The campaign that would not die

By: 
Brad Molnar
An opinion
Courtesy photo.  U.S. Congressman-elect Greg Gianforte with the author, Brad Molnar, on St. Patrick’s Day in a Billings pub.

It is impossible for my fellow political junkies to not be aware the winner of Montana’s not so special election, Greg Gianforte, put the hurt on a reporter on election eve. This after he asked for Gianforte’s take on budget numbers for the recently passed U.S. House’s “Repeal and Replace.” Even the “Voice of America” broadcast the news of the alleged assault, the apology for the alleged assault, and House Speaker Paul Ryan’s views on allegedly thumping those possessing alleged press credentials, deep into China. No word yet on if this cost Gianforte support amongst wannabe undocumented Chinese immigrants. 

 

The law

The Montana Code Annotated has this to say on assault: MCA 45-5-201. 

(1) A person commits the offense of assault if the person: 

(a) purposely or knowingly causes bodily injury to another; 

(b) negligently causes bodily injury to another with a weapon; 

(c) purposely or knowingly makes physical contact of an insulting or provoking nature with any individual; or 

(d) purposely or knowingly causes reasonable apprehension of bodily injury in another. 

(2) A person convicted of assault shall be fined not to exceed $500 or be imprisoned in the county jail for any term not to exceed 6 months, or both.  

Add the word “serious” before bodily injury and you have MCA 45-5-202; Aggravated Assault. The penalty escalates to “state prison for a term not to exceed 20 years and may be fined not more than $50,000.” But you can also commit aggravated assault by “knowingly, with the use of physical force or contact, cause reasonable apprehension of serious bodily injury …” According to witnesses Gianforte grabbed the head of the reporter, threw him to the ground, climbed on him, pummeled his head, and kicked his arm. Though not a pansy I’d be apprehensive.

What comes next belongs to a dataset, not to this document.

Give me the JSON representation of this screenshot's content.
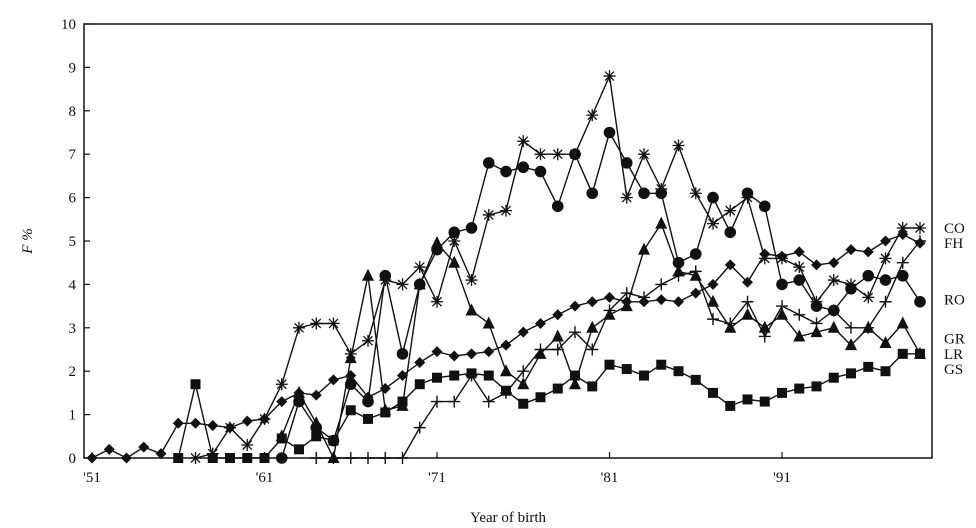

“Serious” bodily injury, and apprehension, like beauty, is in the eye of the beholder. In this case Gallatin County Attorney Marty Lambert said he will use his prosecutorial discretion to determine if the sore elbow suffered by the reporter was a “serious injury.” (Review is important because the sheriff that issued the citation is a Gianforte donor). With Gianforte’s apology (aka confession) and audio recordings, Lambert’s decision is critical. Even with a plea agreement to only pay a fine a conviction under MCA 45-5-202 carries registry on the violent offender’s list which is a real life changer, as is the term “felon,” as we would be punished with another $17 million special election.

 

Silence is golden

Refusal to answer questions was a problem throughout this and many previous campaigns. Trying to brush off the reporter’s question Gianforte told the reporter to see communications guy Shawn Scanlon. The reporter insisted on an answer from the candidate himself. The daily press has been more than willing to quote surrogates rather than insisting on speaking to the candidates to find out how they feel, or what they really know, about a subject. The surrogates consistently spun answers to match meaningless campaign ad slogans. A candidate that can’t or won’t openly discuss the issues of the day should be exposed as such. A lazy publication’s willingness to quote a surrogate may explain a drop in readership.

The press release on the incident blamed the reporter. Scanlon was not a witness. All witnesses refuted this account. Had he given this account to the police he may have been charged with obstruction of justice. But his willingness to feed this to the public is now considered professionalism.

 

Cause and effect

Even when a candidate directly replies to a question the response is often more embarrassing than viable. After the St. Patrick’s Day parade in Billings, Gianforte’s loyalists gathered at a restaurant. It was a month into the campaign and neither the Republican nor Democratic parties had yet supported their candidates. On the record I asked Greg Gianforte if he thought the national Republican Party would jump in with support for his campaign. His response, “I am too busy trying to figure out how to bring quality leadership to Washington to think about that. I have to go and mingle now.” For his part Quist canceled a PBS debate at the last minute. “Why” was never asked. As campaigns increasingly rely on unbridled character assassination, right or wrong, expect more outbursts from more candidates. 

 

The numbers

Compared to the same race for Congress, just seven months ago, Gianforte received 96,000 fewer votes than Ryan Zinke and Quist received 39,000 less than Denise Juneau. It has been surmised this is due to the fact the election was held before Memorial Day weekend and was, after all, a special election. But Wicks received 5,000 more votes than the Libertarian running for congress last fall.  Perhaps 5,000 more people voted in protest rather than did not vote in protest to modern campaign tactics.